SemioLLM: Evaluating Large Language Models for Diagnostic Reasoning from Unstructured Clinical Narratives in Epilepsy

arXiv:2407.03004v3 Announce Type: replace Abstract: Large Language Models (LLMs) have been shown to encode clinical knowledge. Many evaluations, however, rely on structured question-answer benchmarks, overlooking critical challenges of interpreting and reasoning about unstructured clinical narratives in real-world settings. In this study we task eight Large Language models including two medical models (GPT-3.5, GPT-4, Mixtral-8x7B, Qwen-72B, LlaMa2, LlaMa3, OpenBioLLM, Med42) with a core diagnostic task in epilepsy: mapping seizure description phrases, after targeted filtering and standardization, to one of seven possible seizure onset zones using likelihood estimates. Most models yield results that often match the ground truth and even approach clinician-level performance after prompt engineering. Specifically, clinician-guided chain-of-thought reasoning leading to the most consistent improvements. Performance was further strongly modulated by clinical in-context impersonation, narrative length and language context (13.7%, 32.7% and 14.2% performance variation, respectively).

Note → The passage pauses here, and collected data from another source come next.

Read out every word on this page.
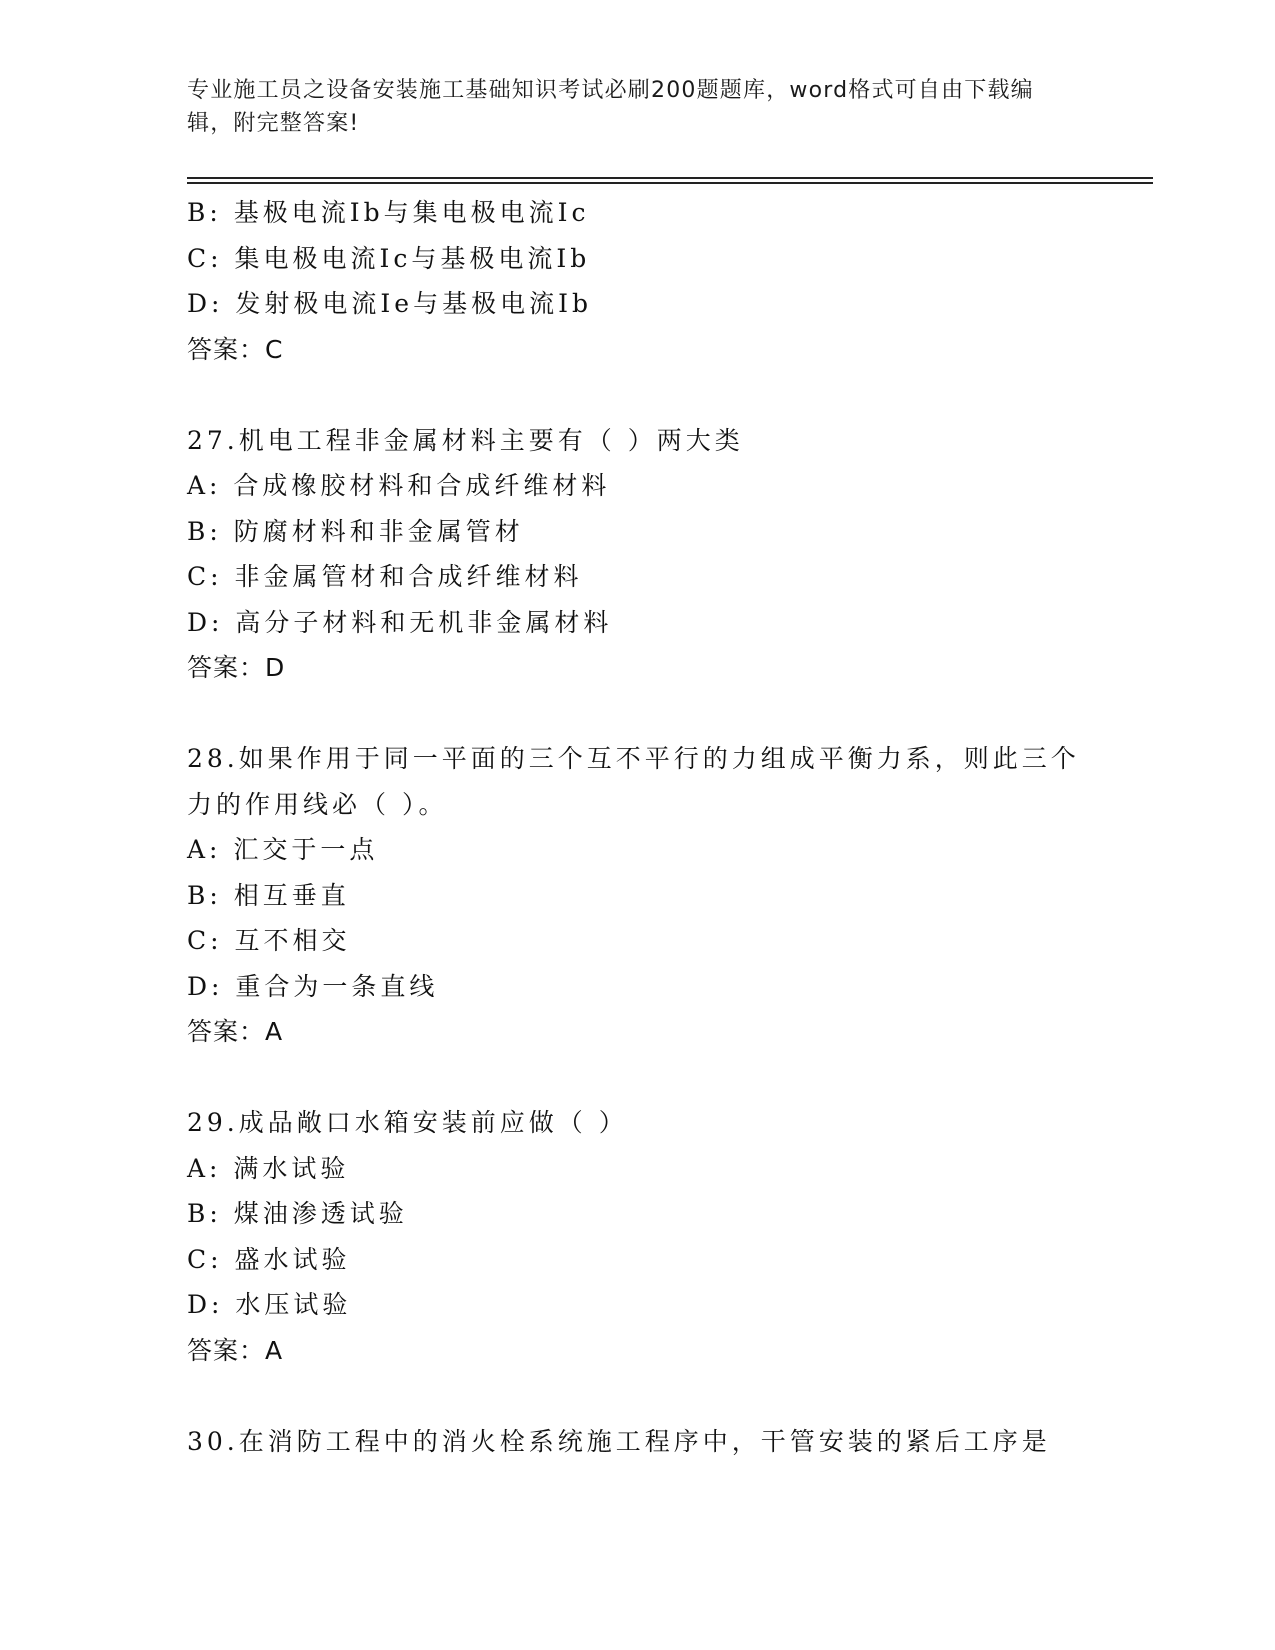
专业施工员之设备安装施工基础知识考试必刷200题题库，word格式可自由下载编辑，附完整答案!
B: 基极电流Ib与集电极电流Ic
C: 集电极电流Ic与基极电流Ib
D: 发射极电流Ie与基极电流Ib
答案：C
27.机电工程非金属材料主要有（ ）两大类
A: 合成橡胶材料和合成纤维材料
B: 防腐材料和非金属管材
C: 非金属管材和合成纤维材料
D: 高分子材料和无机非金属材料
答案：D
28.如果作用于同一平面的三个互不平行的力组成平衡力系，则此三个
力的作用线必（ ）。
A: 汇交于一点
B: 相互垂直
C: 互不相交
D: 重合为一条直线
答案：A
29.成品敞口水箱安装前应做（ ）
A: 满水试验
B: 煤油渗透试验
C: 盛水试验
D: 水压试验
答案：A
30.在消防工程中的消火栓系统施工程序中，干管安装的紧后工序是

However, expert analysis of reasoning outputs revealed that correct prediction can be based on hallucinated knowledge and inaccurate source citation, underscoring the need to improve interpretability of LLMs in clinical use. Overall, SemioLLM provides a scalable, domain-adaptable framework for evaluating LLMs in clinical disciplines where unstructured verbal descriptions encode diagnostic information. By identifying both the strengths and limitations of LLMs, our work contributes to testing the applicability of foundational AI systems for healthcare.